En 2021, la naissance de son fils Sylvester devait couronner une histoire d’amour, mais un an plus tard, Emily Ratajkowski entamait un divorce ultra-médiatisé. À 35 ans, son essai choc publié dans le média américain The Cut lève le voile sur une réalité partagée par des millions de femmes. En affirmant qu’un enfant avec le mauvais partenaire est le moyen le plus rapide de ruiner sa vie, le mannequin pose des mots crus sur le fardeau de la monoparentalité et de la co-parentalité conflictuelle.

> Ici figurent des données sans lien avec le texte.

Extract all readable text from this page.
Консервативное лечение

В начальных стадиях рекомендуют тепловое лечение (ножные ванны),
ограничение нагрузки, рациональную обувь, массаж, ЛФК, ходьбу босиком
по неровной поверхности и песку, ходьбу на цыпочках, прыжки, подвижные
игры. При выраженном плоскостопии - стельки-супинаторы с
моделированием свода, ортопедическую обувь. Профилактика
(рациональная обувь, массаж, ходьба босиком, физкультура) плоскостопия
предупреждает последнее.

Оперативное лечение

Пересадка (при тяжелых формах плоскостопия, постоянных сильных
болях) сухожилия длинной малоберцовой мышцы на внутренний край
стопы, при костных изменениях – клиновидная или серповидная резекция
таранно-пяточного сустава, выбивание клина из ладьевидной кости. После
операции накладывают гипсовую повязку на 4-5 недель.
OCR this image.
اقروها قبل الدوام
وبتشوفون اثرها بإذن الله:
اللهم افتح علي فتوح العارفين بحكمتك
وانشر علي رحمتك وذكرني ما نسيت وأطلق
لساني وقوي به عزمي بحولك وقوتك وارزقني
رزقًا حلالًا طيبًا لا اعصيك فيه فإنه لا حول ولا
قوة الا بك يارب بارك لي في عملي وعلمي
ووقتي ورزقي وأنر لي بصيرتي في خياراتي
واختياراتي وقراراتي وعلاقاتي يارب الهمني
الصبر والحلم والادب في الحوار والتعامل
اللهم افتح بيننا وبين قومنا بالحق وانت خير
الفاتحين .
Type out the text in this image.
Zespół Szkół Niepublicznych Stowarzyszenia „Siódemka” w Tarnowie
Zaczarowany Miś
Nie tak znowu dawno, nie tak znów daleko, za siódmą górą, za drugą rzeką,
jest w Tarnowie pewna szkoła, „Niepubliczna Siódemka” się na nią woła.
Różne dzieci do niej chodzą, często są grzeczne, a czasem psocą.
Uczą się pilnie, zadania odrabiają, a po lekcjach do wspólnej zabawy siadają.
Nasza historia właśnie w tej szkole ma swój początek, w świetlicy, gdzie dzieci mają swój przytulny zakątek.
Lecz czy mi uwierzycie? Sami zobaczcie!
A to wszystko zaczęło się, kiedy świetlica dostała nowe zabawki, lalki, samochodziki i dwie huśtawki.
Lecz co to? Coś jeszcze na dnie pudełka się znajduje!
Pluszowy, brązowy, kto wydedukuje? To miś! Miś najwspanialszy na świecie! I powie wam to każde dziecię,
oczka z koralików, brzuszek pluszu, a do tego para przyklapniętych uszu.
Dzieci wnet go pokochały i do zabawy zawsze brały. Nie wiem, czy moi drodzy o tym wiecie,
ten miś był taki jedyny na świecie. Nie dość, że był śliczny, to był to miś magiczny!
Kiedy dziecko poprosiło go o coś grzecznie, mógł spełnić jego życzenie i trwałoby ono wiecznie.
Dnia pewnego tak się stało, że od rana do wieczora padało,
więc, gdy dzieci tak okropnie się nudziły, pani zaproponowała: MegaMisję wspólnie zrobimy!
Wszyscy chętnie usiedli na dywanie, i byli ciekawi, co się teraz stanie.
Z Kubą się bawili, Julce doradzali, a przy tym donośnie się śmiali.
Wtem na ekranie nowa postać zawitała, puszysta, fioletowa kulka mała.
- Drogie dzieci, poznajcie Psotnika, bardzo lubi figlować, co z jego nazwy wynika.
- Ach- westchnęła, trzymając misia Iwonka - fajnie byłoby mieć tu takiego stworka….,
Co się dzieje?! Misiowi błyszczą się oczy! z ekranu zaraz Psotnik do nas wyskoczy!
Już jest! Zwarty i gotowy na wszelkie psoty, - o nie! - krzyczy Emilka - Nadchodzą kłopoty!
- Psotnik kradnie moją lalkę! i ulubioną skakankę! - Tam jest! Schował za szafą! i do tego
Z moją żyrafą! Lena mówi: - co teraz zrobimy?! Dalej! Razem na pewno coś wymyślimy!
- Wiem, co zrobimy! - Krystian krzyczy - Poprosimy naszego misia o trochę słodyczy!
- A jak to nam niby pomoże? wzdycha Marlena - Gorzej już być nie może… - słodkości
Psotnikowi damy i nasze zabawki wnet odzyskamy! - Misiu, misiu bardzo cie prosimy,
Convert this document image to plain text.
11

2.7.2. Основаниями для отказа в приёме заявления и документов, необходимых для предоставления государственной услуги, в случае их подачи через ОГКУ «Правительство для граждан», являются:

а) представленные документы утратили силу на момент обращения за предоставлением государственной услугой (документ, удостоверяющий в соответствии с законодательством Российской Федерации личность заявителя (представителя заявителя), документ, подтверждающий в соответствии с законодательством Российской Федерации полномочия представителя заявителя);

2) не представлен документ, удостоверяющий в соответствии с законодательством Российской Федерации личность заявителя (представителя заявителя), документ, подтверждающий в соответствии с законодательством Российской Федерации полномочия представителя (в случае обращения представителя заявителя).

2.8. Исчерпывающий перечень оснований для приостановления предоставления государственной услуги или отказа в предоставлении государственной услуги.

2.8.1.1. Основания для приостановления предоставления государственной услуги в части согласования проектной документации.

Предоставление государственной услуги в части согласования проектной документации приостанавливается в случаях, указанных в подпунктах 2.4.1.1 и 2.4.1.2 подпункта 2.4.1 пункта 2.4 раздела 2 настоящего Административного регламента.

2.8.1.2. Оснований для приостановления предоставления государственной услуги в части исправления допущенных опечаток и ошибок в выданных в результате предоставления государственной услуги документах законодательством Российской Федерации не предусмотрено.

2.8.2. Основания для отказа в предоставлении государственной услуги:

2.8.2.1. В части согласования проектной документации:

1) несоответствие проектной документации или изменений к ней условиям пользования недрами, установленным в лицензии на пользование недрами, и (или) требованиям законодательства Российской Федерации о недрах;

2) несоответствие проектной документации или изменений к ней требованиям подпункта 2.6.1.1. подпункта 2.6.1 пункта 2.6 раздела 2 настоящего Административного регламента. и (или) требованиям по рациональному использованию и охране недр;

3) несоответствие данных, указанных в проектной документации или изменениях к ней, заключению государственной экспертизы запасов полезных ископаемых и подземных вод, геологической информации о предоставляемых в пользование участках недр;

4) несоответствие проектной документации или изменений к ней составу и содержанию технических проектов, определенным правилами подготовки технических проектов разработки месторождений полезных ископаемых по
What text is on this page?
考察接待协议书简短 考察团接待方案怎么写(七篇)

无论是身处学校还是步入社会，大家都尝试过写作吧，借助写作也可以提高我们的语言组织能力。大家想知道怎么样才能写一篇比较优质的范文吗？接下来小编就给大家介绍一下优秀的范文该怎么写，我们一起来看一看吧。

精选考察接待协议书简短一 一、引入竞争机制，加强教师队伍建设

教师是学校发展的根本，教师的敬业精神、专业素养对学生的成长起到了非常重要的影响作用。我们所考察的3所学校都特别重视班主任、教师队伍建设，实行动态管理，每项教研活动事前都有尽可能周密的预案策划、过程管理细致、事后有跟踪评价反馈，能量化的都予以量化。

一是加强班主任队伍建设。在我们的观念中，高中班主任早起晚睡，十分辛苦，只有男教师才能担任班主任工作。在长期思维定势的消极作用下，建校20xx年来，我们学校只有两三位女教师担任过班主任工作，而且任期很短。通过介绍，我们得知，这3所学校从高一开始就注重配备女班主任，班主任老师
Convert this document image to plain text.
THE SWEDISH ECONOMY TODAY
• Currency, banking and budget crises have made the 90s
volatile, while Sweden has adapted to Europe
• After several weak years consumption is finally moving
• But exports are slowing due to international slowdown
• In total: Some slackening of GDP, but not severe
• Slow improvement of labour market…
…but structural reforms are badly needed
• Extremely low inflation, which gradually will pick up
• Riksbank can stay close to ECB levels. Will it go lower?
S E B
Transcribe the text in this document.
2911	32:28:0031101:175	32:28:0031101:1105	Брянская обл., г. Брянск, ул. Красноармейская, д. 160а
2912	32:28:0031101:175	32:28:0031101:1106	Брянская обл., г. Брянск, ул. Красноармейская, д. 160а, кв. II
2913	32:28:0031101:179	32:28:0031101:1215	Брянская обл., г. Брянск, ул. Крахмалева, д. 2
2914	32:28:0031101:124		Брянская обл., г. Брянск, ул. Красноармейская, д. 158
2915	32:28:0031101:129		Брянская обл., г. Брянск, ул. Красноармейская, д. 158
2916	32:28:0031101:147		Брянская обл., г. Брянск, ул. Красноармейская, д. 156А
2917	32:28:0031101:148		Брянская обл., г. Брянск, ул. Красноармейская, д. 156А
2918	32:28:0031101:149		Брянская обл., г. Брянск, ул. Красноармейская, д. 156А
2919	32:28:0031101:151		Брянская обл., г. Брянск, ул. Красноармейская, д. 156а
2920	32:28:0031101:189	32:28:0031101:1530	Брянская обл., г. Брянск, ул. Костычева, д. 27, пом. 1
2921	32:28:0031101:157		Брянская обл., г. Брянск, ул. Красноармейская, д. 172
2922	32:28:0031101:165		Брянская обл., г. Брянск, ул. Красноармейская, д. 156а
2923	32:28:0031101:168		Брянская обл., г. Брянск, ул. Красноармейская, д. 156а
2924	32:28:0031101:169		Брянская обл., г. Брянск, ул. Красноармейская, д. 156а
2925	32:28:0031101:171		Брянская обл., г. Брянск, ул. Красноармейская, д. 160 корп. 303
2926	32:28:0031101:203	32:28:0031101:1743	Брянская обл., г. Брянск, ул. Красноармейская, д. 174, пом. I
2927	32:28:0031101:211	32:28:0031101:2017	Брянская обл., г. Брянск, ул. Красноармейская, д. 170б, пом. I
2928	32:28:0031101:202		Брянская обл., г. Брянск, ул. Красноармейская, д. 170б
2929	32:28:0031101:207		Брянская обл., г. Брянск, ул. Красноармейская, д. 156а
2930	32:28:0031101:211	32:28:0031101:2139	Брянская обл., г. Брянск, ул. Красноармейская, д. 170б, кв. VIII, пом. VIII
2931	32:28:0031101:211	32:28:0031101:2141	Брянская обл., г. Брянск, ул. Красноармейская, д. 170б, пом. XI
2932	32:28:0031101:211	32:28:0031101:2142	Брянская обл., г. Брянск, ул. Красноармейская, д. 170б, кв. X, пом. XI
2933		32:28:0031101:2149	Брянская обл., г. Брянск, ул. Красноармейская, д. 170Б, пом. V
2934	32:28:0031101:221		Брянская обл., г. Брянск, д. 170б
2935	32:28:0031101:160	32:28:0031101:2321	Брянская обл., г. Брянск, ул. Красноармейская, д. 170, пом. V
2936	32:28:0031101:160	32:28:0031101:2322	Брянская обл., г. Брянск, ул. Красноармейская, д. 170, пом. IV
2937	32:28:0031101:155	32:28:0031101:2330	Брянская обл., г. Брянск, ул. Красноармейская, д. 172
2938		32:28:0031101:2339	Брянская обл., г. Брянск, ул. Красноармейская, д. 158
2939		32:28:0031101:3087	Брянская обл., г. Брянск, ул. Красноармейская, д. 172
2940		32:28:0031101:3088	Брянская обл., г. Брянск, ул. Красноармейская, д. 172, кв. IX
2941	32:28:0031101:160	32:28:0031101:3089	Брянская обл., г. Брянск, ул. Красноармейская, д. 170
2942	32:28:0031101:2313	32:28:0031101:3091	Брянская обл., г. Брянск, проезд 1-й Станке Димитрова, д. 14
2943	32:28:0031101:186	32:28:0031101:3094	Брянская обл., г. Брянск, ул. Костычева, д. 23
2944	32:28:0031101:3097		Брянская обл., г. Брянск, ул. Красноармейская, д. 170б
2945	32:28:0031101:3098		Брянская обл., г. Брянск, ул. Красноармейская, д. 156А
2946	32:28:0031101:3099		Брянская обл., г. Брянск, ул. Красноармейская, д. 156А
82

Le poids invisible du mauvais choix de coparentalité
La formule d’Emily Ratajkowski résonne avec une violence thérapeutique parce qu’elle ose formuler ce que la société passe sous silence. Faire un enfant avec un homme qui s’avère toxique, immature ou absent ne se résume pas à une séparation douloureuse, cela hypothèque l’avenir personnel, professionnel et psychologique d’une mère. L’engagement de la parentalité est le seul contrat social et biologique dont on ne peut jamais divorcer. Lorsque le couple se dissout, la mère se retrouve souvent à porter la charge mentale et logistique quotidienne tout en restant liée à vie à un ex-conjoint dysfonctionnel. Le mannequin décrit parfaitement dans les colonnes de The Cut cette sensation de piège où l’amour inconditionnel pour l’enfant cohabite avec le regret d’avoir lié son destin à un partenaire destructeur, transformant le quotidien en une lutte permanente pour la survie émotionnelle.
La double peine sociale et psychologique des mères célibataires
Derrière le glamour des podiums, le témoignage de la star met en lumière la stigmatisation systémique qui pèse encore sur les femmes élevant seules leurs enfants. Le jugement social reste implacable, renvoyant l’image d’un échec personnel là où il y a souvent un acte de courage et de préservation de soi. Les mères célibataires doivent naviguer entre l’injonction de la réussite sur tous les fronts et la culpabilité permanente de ne pas offrir le schéma familial traditionnel. Cette pression engendre un épuisement psychologique profond, exacerbé par le manque de structures de soutien adaptées et la persistance de préjugés sexistes. En verbalisant cette détresse, Emily Ratajkowski transforme une expérience intime en un sujet éminemment politique, rappelant que la reconstruction identitaire après un divorce avec enfant exige de déconstruire le mythe de la famille parfaite pour réinventer sa propre liberté, un combat qu’elle mène aussi à travers ses projets éditoriaux comme son recueil d’essais disponible sur Amazon.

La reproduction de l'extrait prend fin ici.